Ever since she was young, she had disguised herself as a man, and at the age of ten, she was repudiated by the heavens and earth. At the age of fourteen, she was bestowed with the name of a king, and was given the name of the king. Accept his fate? Accept your fate! Why not? You all regard yourself as the fiend of a country who lost. You all agreed to the words of heaven's will and were defeated by you all! The people of the world viewed him as a bloodthirsty demon, and thus, he had conformed to the will of the world and slaughtered him for the people of the world to see! So what if he was a monster? In this world of extreme flames, it was called the Burning Fire Cave. She grew up in the Burning Fire Cave, and after going through countless hardships, she created a peerless martial art called the Raging Flames Soul. The coldest place in the world was called the Valley of Ice. He grew up in the Valley of Ice, and after experiencing countless hardships, he created a peerless martial art called the Breaking Ice Soul. Wishing? This King never makes a wish! Only those who are incompetent will have a wish. Everything This King asks for, will be given to you! For example ... It commanded the whole world to be in chaos, to prostrate themselves within the Six Paths. He was the complete opposite of her, yet so similar! Ice and fire mutually restrained each other. Were those two fated to fall in love and kill each other as well? He had come from the nine heavens to descend into the mortal world. He was originally an unintentional person without desire or desire, and that person named Cang Qu had overturned the very essence of his life.

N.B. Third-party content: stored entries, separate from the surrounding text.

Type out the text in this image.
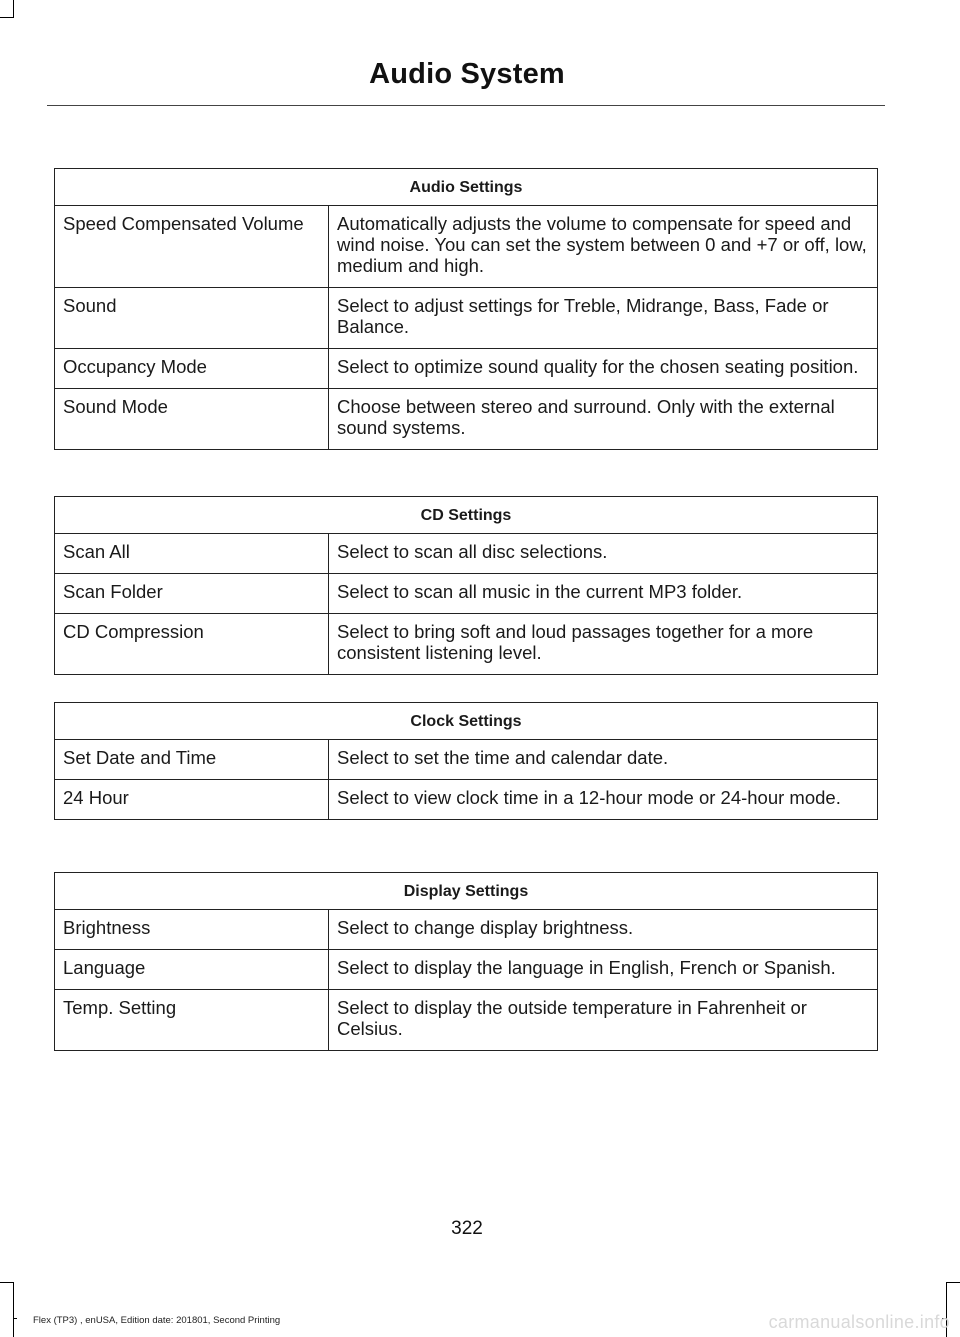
Audio System
Audio Settings	
Speed Compensated Volume	Automatically adjusts the volume to compensate for speed and wind noise. You can set the system between 0 and +7 or off, low, medium and high.
Sound	Select to adjust settings for Treble, Midrange, Bass, Fade or Balance.
Occupancy Mode	Select to optimize sound quality for the chosen seating position.
Sound Mode	Choose between stereo and surround. Only with the external sound systems.
CD Settings	
Scan All	Select to scan all disc selections.
Scan Folder	Select to scan all music in the current MP3 folder.
CD Compression	Select to bring soft and loud passages together for a more consistent listening level.
Clock Settings	
Set Date and Time	Select to set the time and calendar date.
24 Hour	Select to view clock time in a 12-hour mode or 24-hour mode.
Display Settings	
Brightness	Select to change display brightness.
Language	Select to display the language in English, French or Spanish.
Temp. Setting	Select to display the outside temperature in Fahrenheit or Celsius.
322
Flex (TP3) , enUSA, Edition date: 201801, Second Printing	carmanualsonline.info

Before I met you, I was unreal, but now, you are my unreal self! Bloody saffron, the love of this life, how could she let him? He was a man of martial arts, a man of great stature. He was the world's greatest tyrant ... Join Collection
This book of ultimate beauty secrets includes fast-and-easy emergency fixes, tricks for looking fabulous in seconds, celebrity beauty and diet secrets, information on advanced non-surgical breakthroughs and supplements, spa treatments to do at home, and more.